The reason is that their experiences outside of the lab inform and validate their career goals and provide a sense of confidence that those goals are achievable. In turn, motivation and productivity increases. Career objectives that were once fuzzy are now sharply defined, and career pathway milestones, such as research publications, gain in importance and urgency.
We need to offer graduate students more diverse career training options, which will require significant culture change institutionally and at the level of individual faculty mentors.
In addition to the moral imperative to meet the needs of our trainees, change will be driven by enlightened self-interest. Students will seek out institutions and mentors that support broad career exploration, and eschew those that do not.
Personal Experiences
My enthusiasm for broader career development opportunities derives from personal experience. For example, Andy Cox is an MD/PhD student at my home institution (University of Rochester) who recently completed his PhD in my lab. Along the way, he wrote an independent grant proposal as PI to our institutional Technology Development Fund, which seeks to further the commercial development of university technologies. Andy became the first student PI of such an award, as well as the lead inventor on two patent applications. He was also instrumental in writing a funded NIH R21 award, and functioned as the leader of a small research subgroup within my lab.

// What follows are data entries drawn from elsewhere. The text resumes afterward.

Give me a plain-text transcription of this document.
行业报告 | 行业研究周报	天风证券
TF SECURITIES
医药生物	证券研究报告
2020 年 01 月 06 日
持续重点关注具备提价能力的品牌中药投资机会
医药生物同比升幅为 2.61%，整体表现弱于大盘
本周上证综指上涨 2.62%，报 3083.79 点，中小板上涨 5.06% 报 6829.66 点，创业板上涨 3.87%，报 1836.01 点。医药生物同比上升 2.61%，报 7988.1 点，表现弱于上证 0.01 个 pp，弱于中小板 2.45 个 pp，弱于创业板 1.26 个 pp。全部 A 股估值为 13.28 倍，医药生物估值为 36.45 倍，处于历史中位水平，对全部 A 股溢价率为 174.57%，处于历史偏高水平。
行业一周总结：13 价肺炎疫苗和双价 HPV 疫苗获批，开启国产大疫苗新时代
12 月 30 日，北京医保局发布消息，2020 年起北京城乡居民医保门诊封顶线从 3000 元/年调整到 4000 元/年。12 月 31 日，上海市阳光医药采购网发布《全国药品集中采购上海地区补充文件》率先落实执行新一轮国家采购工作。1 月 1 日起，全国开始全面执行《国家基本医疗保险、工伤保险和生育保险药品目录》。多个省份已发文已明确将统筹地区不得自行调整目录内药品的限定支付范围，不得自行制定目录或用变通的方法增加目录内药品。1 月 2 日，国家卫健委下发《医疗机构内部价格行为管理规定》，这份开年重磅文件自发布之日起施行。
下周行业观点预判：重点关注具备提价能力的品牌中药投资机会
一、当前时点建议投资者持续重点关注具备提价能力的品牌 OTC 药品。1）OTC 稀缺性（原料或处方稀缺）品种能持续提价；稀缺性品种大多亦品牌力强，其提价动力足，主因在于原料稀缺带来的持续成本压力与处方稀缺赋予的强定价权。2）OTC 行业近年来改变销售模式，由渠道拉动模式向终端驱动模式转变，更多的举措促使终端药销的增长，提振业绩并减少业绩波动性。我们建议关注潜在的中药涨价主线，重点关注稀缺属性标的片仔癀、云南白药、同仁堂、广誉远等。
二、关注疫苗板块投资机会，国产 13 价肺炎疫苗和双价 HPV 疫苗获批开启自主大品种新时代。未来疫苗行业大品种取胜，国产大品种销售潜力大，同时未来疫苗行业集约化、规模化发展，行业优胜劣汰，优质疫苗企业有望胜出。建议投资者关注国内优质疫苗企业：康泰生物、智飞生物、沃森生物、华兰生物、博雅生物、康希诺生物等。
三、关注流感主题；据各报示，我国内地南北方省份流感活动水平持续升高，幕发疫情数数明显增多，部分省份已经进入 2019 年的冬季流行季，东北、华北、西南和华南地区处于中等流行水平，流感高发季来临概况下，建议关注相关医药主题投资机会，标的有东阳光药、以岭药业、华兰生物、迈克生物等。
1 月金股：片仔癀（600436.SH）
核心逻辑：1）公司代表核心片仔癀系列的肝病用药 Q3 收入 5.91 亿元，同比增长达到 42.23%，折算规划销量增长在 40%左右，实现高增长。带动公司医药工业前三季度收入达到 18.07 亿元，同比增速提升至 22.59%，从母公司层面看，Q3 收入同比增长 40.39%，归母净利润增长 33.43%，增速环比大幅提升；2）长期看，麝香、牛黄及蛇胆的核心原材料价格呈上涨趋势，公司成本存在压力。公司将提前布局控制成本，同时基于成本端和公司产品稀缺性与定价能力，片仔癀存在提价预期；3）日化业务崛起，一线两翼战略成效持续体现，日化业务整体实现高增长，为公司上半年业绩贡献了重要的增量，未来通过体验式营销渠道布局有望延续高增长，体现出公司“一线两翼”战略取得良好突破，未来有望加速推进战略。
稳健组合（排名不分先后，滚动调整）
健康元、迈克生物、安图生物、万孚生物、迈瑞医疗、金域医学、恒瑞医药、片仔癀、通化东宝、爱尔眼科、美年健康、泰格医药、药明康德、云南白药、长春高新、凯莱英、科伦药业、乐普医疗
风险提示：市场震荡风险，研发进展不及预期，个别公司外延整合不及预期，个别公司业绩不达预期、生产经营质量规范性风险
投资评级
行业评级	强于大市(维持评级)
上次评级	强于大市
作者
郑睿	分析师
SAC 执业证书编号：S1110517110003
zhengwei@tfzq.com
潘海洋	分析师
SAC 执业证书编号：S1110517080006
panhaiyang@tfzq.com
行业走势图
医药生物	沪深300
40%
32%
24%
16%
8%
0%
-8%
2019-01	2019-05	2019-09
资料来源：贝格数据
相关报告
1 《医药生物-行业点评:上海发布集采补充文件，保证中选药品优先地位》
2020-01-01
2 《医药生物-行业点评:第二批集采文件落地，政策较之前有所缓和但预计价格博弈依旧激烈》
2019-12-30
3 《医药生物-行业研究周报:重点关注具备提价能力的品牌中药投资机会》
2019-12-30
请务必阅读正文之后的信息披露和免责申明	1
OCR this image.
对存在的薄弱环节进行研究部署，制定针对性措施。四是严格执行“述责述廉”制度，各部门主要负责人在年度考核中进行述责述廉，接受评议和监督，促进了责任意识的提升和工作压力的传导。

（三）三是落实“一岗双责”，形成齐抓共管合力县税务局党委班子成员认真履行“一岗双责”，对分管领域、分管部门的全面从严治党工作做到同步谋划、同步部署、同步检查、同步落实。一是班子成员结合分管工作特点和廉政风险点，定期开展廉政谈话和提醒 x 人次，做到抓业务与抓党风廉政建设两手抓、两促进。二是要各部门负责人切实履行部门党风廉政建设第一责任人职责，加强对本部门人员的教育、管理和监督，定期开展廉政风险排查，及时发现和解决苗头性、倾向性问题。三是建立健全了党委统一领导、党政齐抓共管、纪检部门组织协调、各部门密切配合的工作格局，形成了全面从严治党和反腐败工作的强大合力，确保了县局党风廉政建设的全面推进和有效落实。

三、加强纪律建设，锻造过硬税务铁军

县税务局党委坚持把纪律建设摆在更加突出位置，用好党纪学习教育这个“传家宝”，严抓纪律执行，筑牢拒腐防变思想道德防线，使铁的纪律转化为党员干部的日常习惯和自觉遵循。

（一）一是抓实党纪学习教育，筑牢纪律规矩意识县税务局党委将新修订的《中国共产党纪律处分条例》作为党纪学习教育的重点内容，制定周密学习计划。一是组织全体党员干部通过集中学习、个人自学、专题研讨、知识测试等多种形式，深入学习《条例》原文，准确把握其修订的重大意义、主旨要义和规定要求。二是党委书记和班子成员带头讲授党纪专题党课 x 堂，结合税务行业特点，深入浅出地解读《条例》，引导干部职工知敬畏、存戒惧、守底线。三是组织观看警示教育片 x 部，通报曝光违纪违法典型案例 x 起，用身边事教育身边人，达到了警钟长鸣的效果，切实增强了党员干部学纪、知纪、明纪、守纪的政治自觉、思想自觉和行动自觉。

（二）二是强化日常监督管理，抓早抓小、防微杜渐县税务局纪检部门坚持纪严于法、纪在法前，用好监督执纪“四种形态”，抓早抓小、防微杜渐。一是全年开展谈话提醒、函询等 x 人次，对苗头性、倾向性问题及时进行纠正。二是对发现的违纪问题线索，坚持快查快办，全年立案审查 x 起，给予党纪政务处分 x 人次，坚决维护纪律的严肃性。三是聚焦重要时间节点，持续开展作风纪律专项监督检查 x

These formative experiences allowed me to run my lab more effectively and, in the process, gave Andy the clear sense that he “has what it takes” to succeed in a research career.
Another trainee in my department, Maddie Sofia, has a passion for communicating science. She felt that our students would benefit from training and asked if she could launch a new course to meet that need. As her department chair, I lent my support, guidance, and a small amount of money to bring in outside speakers — and then I got out of her way. Her course was great, as anticipated. What I hadn’t expected was its empowering effect on our other students who saw a very visible example of student-led learning. Maddie made invaluable connections resulting in an internship with Joe Palca at National Public Radio.
The internship positively affected Maddie's research progress because we (Maddie, her mentor, and I) agreed to tie her participation in the internship to the completion of a key milestone in her graduate training: her first submission of a research manuscript as a first-author.
Other students interned in the private sector, regulatory science, data science, University of Rochester’s Flow Cytometry Core Facility and Stem Cell cGMP Facility, and other places by leveraging infrastructure created by our Offices for Graduate Education and Postdoctoral Affairs and our NIH-funded Broadening Experiences in Scientific Training (BEST) program. One of our neuroscience PhD students, Jennifer Stripay, has even taken a leadership role on the Executive Committee of our institution’s Alumni Council. Jennifer provides the group with first-hand insights into the life and needs of our current graduate students, essential to build better ties with alumni and ultimately involve them more actively with current trainees.
Extending career development opportunities beyond the bench produces students who know where they are going, have the skills and training to get there, and the confidence to be sure they’ll succeed.
That’s a win-win-win, for the student, the mentor and the training institution.